2014 trat dann der Österreicher Heinrich Kronbichler auf den Plan. Der Inhaber des bundesweit tätigen Bildungsunternehmens WBS Training AG hat seitdem schon viel in Pommritz investiert. Nicht nur die frische Fassade des Gutshauses kündet davon. Auch der vor Jahren begonnene und bereits weit fortgeschrittene, dann aber lange unterbrochene Umbau einer großen Scheune konnte abgeschlossen werden. Im Mai wurde darin die Philosophie-Ausstellung Sophia eröffnet. Nebenan entstehen gerade einfache Übernachtungsmöglichkeiten für Schulklassen und andere Gruppen. In ein bis zwei Monaten sollen diese Räume fertig sein. Während dort noch gebaut wird, herrscht auch davor reges Treiben. Ein Unterstand wurde eingehaust, dort steht nun eine Saftpresse. Gerade werden die Äpfel der zum Gut gehörenden Streuobstwiesen verarbeitet. Palettenweise stehen bereits gefüllte Saftkisten bereit. Sie werden auch ins vegane Hotel nach Berlin geliefert, das Kronbichler ebenfalls gehört.

Doch auch in der Ära nach dem Lebensgut müssen in Pommritz die Weichen immer mal wieder neu gestellt werden. Angesichts der zum Gut gehörenden Flächen sollten hier eigentlich vor allem Weiterbildungsmaßnahmen im Bereich Garten- und Landschaftsbau laufen. Erste Versuche gab es im vorigen Jahr, dabei entstand im Park auch ein Barfußpfad. „Aber derzeit gibt es seitens der Arbeitsagenturen und Jobcenter für solche Maßnahmen keinen Bedarf“, sagt Detlev Hauenschild. Stattdessen setzt er nun auf Vorträge, Seminare, Schulungen – die „Lebensschule Gut Pommritz“.

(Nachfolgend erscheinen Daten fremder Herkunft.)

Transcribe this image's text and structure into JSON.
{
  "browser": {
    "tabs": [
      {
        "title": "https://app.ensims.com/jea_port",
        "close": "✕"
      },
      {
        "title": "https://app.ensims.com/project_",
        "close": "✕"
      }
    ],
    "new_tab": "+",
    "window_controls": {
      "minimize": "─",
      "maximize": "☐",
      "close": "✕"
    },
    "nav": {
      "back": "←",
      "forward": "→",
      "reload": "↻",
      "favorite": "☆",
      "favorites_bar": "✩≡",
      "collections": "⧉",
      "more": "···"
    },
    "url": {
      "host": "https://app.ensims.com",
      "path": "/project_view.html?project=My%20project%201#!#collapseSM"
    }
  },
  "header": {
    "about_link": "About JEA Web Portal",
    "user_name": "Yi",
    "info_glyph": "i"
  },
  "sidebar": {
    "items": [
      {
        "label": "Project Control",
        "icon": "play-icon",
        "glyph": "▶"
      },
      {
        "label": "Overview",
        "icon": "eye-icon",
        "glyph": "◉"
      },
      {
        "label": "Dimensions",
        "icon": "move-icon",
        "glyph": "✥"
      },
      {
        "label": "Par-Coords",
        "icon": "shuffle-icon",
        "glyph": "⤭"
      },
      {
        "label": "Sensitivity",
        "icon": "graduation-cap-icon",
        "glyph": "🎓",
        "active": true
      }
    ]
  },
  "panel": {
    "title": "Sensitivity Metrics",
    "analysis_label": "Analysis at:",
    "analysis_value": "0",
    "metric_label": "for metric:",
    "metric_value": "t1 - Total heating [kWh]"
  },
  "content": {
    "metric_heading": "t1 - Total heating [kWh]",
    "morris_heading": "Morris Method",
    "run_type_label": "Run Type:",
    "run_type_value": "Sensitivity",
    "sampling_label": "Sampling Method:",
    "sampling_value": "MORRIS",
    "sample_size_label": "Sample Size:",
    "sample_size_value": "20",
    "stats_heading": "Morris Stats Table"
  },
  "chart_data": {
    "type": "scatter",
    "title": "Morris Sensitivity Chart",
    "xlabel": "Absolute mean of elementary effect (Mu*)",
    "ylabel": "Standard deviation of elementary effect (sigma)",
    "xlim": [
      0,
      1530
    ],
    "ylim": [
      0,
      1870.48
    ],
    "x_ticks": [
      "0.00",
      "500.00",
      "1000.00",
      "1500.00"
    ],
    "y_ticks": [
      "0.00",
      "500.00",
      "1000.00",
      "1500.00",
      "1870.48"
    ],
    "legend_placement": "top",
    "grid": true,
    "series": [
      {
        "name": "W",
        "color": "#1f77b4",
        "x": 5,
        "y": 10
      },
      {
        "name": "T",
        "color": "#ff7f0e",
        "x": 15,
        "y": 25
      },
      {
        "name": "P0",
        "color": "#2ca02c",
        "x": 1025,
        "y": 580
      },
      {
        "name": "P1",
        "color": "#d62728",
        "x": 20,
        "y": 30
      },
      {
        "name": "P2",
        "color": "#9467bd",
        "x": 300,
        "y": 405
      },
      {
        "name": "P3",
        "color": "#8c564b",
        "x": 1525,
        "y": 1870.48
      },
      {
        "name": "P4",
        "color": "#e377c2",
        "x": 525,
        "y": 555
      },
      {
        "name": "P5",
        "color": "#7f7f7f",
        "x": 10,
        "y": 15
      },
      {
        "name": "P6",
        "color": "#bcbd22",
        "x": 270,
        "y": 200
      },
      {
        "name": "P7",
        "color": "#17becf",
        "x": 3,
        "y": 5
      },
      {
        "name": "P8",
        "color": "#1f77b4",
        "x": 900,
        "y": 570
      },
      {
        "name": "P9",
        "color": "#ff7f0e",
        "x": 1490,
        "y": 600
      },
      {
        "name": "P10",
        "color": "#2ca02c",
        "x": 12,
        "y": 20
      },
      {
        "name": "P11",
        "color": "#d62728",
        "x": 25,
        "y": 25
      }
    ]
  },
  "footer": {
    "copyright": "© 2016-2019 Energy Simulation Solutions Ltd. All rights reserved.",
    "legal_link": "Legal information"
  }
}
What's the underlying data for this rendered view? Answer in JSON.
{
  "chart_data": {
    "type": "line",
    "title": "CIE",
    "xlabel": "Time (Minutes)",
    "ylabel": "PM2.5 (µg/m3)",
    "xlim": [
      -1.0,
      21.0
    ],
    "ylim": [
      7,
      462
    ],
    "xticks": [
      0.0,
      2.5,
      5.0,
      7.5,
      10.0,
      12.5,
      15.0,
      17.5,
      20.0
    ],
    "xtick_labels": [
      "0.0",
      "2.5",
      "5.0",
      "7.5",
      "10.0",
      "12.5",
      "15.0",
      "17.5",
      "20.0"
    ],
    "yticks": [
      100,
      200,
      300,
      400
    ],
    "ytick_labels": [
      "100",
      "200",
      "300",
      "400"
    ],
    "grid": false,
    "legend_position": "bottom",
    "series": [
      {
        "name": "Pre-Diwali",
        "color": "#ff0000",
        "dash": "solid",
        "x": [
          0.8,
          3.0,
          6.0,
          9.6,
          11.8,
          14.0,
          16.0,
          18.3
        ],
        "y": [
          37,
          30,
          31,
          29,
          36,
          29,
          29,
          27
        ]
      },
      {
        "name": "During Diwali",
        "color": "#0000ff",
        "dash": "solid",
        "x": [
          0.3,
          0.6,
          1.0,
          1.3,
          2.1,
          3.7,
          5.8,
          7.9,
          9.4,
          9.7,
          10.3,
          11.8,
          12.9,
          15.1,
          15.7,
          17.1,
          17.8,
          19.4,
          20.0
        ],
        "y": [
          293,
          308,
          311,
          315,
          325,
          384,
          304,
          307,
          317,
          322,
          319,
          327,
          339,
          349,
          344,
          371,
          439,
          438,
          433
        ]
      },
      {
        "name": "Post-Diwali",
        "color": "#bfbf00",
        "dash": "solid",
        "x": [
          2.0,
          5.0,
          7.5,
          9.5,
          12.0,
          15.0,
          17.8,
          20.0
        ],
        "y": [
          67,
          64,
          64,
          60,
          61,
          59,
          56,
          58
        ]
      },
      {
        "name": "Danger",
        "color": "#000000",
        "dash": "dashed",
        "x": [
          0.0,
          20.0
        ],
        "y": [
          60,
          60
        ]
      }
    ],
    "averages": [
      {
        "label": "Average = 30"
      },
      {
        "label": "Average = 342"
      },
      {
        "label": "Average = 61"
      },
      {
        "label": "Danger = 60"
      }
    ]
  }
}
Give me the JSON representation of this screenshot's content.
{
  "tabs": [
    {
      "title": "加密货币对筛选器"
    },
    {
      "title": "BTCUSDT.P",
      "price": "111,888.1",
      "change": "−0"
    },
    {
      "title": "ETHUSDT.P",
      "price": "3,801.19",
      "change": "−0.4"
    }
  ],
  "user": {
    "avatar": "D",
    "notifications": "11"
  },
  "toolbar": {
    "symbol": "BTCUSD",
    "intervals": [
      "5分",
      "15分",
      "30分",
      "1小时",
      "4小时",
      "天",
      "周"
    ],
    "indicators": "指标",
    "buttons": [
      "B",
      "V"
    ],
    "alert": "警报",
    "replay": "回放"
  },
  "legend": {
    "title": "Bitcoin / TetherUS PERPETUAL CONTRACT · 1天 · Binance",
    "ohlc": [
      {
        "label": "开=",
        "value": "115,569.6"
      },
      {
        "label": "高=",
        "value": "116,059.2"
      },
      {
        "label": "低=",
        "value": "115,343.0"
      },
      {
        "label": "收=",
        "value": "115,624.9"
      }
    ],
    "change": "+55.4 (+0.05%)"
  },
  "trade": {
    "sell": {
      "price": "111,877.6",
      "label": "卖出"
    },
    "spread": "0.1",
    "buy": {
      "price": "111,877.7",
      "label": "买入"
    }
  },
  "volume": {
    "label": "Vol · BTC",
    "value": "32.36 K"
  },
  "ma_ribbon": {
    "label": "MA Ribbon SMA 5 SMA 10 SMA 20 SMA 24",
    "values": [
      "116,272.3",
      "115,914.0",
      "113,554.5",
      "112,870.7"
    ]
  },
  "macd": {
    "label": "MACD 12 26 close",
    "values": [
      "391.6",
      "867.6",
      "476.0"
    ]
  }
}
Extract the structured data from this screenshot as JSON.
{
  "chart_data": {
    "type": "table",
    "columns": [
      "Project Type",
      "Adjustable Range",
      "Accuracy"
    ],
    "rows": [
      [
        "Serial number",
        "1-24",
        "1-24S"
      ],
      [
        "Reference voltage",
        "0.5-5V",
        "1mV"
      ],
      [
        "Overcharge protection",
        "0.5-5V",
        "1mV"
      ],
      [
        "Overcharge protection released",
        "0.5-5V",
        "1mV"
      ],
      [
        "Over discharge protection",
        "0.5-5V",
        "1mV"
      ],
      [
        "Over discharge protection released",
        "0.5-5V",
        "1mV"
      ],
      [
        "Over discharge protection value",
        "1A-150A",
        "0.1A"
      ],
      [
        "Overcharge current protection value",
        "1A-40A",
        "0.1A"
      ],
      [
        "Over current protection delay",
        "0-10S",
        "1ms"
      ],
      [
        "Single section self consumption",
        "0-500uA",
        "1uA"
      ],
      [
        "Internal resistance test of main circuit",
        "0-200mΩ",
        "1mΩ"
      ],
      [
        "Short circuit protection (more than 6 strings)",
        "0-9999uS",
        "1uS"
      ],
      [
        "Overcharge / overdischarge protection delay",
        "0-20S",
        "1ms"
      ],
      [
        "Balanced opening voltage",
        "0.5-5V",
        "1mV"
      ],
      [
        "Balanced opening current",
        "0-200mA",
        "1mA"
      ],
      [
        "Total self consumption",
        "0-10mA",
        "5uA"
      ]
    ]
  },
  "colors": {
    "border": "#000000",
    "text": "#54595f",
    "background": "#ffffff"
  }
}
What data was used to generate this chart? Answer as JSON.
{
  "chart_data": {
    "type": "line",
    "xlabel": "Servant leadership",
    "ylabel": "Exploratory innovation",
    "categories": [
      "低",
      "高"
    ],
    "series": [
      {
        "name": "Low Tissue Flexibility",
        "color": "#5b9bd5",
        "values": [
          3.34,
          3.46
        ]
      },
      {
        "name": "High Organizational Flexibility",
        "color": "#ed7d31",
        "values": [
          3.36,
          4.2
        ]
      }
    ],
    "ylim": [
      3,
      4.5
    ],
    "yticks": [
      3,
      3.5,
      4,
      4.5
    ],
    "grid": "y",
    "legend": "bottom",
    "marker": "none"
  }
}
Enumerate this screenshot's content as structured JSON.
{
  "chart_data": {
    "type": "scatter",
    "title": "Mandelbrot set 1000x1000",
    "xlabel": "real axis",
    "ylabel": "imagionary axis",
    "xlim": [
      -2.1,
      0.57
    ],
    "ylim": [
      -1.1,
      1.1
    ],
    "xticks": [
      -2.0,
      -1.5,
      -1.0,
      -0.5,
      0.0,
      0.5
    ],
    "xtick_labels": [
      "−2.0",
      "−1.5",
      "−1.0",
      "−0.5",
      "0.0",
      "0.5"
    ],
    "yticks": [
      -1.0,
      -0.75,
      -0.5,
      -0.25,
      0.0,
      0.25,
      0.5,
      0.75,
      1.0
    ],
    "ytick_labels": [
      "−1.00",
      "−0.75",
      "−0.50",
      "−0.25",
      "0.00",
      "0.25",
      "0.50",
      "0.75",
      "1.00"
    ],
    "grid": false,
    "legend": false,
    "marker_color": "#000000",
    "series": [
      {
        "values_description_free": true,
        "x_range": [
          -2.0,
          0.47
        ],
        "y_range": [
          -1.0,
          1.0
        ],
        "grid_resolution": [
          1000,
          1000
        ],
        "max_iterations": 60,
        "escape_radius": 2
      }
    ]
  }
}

Interesse für MINT-Fächer wecken

Unter dem Titel „Ideenschmiede“ findet am Sonnabend eine erste Veranstaltung statt. Dann gibt der Politikwissenschaftler und Psychologe Volker Schwabe, der auch in der beruflichen Beratung tätig ist, einen „Unterhaltsamen Einblick in die Gesichtsanalyse“. Detlev Hauenschild hat ihn selbst auf einem Seminar kennengelernt und findet, das ist ein Thema, das viele interessieren könnte. Wie weiter im Beruf? Mit dieser Frage hat sich auch Hauenschild, der Maschinenbau studiert hat, schon oft beschäftigt. Nach 1989, als er sich selbst neu orientieren musste. Und in den letzten Jahren während seiner Tätigkeiten im Bereich Personalwesen und -vermittlung sowie als Dozent bei verschiedenen Bildungsträgern.

Unternehmen, die Mitarbeiter schulen oder über neue Strategien nachdenken wollen, sieht er als eine Zielgruppe für die Pommritzer Lebensschule. Unter anderem hat er die Idee für ein sogenanntes MINT-Camp entwickelt. Das soll bei Jugendlichen frühzeitig das Interesse für die naturwissenschaftlichen Fächer wecken und sie mit Unternehmen in der Region zusammenbringen, die in diesem Bereich Fachkräfte brauchen. Noch manche Idee steht auf dem Papier und wartet auf Realisierung. Pommritz ist auch für Detlev Hauenschild eine neue berufliche Herausforderung.

„Ein unterhaltsamer Einblick in die Gesichtsanalyse“ am 5. November 10 bis 18 Uhr in der Lebensschule Gut Pommritz, Ticket: 29 Euro inklusive vegetarischem Buffet und Getränken.